During the activity, the teacher monitored students' progress and help those who have more difficulties. This is done by following the tasks that the student places in the application, through a chat available for immediate feedback or the possibility of sending an email through the platform with indications for the student to overcome their difficulties.

This reinforcement can also be another incentive to congratulate students who are able to correctly perform their tasks overcoming all their difficulties. It is also important to encourage viewing the videos several times, allowing students to strengthen their learning more autonomously.

The students earn points by answering questions (Figure 4). In the application, they can also see their ranking compared to all users in Portugal or at world level. Fast finishers can continue at their own pace and reach higher levels, without losing motivation.

Figure 4 Students earn points by solving exercises. The level of difficulty of exercises is specified by their colour (green, yellow, red)

After completing each exercise, students make their own assessment as explained above. They also perform a peer review, analysing solutions from classmates verifying the reasoning presented and assigning the respective score. The distribution of the exercises for this peer review is done randomly within the group of students who performed the same exercises. Later the teacher has access to the students’ "digital notebook" where she can consult all the work and the assessment given.

This scenario could be applied also in distance learning, both synchronously and asynchronously. This application proved to be very useful during distance learning. Sónia used the application in two ways.

First, the teacher could provide a worksheet with problem-solving activities to the students which included a tutorial on the content topic selected by her and a set of questions on it. She monitored the work and gave feedback to the students through the app. This task was then completed with a synchronous online class using the Zoom Platform where students asked questions when there were still some doubts. Sónia could deepen the content they initially worked on.

Second, it enabled students as content producers. Sónia shared a working script with the stages of the resource building process. One, the selection of a set of 4 questions and answering them. Two, the creation of a script with the audio recording of the task completion. In this intermediate phase, she gave feedback on the students' work for improvement. She then provided scripts of several tools for the recording of the problem-solving tasks made by the students. Three, students solved the exercises and presented them in a presentation tool (for example PPT). Four, they recorded the sound of them explaining the solution of their exercises and put it on the app. It was very rewarding for students to see their work in App Milage, making it available for another student to learn.

Outcome and lessons learned

The results are very positive as students are more motivated and perform different tasks based on their skills in the subject. Sónia says: “The change in attitude within the classroom is clearly visible as students are more focused on their tasks”.

With this app, students have access to a teacher explaining the exercises to them anytime anywhere. This is a great asset that gives the possibility for students to learn at their own pace. Both self -and peer assessment allow students to review the tasks in different modes and develop more consistent learning.

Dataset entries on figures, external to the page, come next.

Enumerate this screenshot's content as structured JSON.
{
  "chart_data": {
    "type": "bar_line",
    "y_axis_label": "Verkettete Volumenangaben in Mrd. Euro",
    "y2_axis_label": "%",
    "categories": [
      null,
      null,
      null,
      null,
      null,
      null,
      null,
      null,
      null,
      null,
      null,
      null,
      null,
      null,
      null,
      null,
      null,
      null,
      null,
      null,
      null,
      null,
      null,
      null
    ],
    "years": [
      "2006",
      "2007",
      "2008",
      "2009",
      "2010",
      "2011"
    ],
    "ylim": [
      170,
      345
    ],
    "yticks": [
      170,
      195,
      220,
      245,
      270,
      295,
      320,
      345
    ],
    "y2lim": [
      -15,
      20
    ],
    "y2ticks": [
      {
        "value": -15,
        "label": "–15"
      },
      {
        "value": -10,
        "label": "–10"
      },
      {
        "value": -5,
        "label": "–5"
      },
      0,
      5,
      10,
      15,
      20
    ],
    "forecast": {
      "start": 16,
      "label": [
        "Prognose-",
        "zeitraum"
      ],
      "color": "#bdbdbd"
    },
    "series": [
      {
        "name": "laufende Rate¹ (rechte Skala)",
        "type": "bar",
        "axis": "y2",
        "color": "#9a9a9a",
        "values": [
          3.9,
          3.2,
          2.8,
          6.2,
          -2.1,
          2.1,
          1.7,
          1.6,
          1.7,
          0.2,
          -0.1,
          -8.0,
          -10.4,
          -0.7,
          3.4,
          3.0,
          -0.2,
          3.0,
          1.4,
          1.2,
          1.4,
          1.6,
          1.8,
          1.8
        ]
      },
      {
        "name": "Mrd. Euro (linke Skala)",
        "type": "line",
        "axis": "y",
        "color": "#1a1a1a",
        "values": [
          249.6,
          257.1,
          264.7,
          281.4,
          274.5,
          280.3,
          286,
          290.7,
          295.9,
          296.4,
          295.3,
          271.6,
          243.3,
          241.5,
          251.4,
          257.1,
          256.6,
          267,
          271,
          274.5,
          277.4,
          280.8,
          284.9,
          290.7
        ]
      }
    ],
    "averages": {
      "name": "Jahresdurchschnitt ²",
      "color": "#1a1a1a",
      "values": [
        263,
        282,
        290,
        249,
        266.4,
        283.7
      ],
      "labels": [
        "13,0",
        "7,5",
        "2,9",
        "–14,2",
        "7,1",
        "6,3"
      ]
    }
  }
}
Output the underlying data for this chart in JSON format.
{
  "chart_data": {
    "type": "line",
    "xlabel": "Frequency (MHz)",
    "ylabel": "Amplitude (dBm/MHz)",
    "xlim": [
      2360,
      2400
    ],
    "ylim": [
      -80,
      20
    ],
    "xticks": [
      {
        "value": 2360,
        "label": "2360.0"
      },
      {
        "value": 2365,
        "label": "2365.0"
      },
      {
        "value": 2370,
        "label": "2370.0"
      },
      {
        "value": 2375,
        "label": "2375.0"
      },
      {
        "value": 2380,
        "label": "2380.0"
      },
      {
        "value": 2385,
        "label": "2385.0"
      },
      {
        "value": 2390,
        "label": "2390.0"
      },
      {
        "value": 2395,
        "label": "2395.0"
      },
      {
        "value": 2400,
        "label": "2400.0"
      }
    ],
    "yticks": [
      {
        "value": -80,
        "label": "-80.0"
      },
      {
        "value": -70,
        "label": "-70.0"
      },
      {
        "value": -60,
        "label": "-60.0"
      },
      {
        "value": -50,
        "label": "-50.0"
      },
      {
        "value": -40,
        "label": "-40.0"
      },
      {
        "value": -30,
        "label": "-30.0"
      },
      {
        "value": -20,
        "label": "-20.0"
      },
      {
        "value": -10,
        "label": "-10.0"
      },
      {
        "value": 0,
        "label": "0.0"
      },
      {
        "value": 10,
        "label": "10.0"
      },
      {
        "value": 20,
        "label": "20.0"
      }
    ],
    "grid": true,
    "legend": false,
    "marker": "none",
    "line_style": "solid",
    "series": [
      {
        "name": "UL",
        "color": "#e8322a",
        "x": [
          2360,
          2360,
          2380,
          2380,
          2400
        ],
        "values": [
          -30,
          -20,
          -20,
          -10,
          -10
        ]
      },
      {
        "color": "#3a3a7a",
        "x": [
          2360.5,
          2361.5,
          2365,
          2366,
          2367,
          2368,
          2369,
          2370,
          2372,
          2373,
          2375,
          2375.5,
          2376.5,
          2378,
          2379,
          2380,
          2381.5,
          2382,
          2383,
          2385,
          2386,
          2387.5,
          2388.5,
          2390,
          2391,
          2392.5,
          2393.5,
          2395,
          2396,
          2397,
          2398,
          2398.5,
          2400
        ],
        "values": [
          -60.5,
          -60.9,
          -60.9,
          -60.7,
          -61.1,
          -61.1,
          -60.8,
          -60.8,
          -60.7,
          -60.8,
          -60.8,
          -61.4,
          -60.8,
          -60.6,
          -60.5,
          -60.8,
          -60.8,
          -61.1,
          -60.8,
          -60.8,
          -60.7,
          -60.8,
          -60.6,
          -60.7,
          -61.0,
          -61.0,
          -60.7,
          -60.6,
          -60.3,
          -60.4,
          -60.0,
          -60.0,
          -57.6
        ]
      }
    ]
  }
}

Teachers can use existing material, but if they want to create their own worksheets, they need to produce videos to explain solutions. They will have to learn working with a video editing tool. Students can also get on board to produce videos and resources, turning this into an active participation project. Sónia tried this and witnessed a transition from “student user” to “student resource producer”; as some students got deeper in their learning and started producing resources for the app.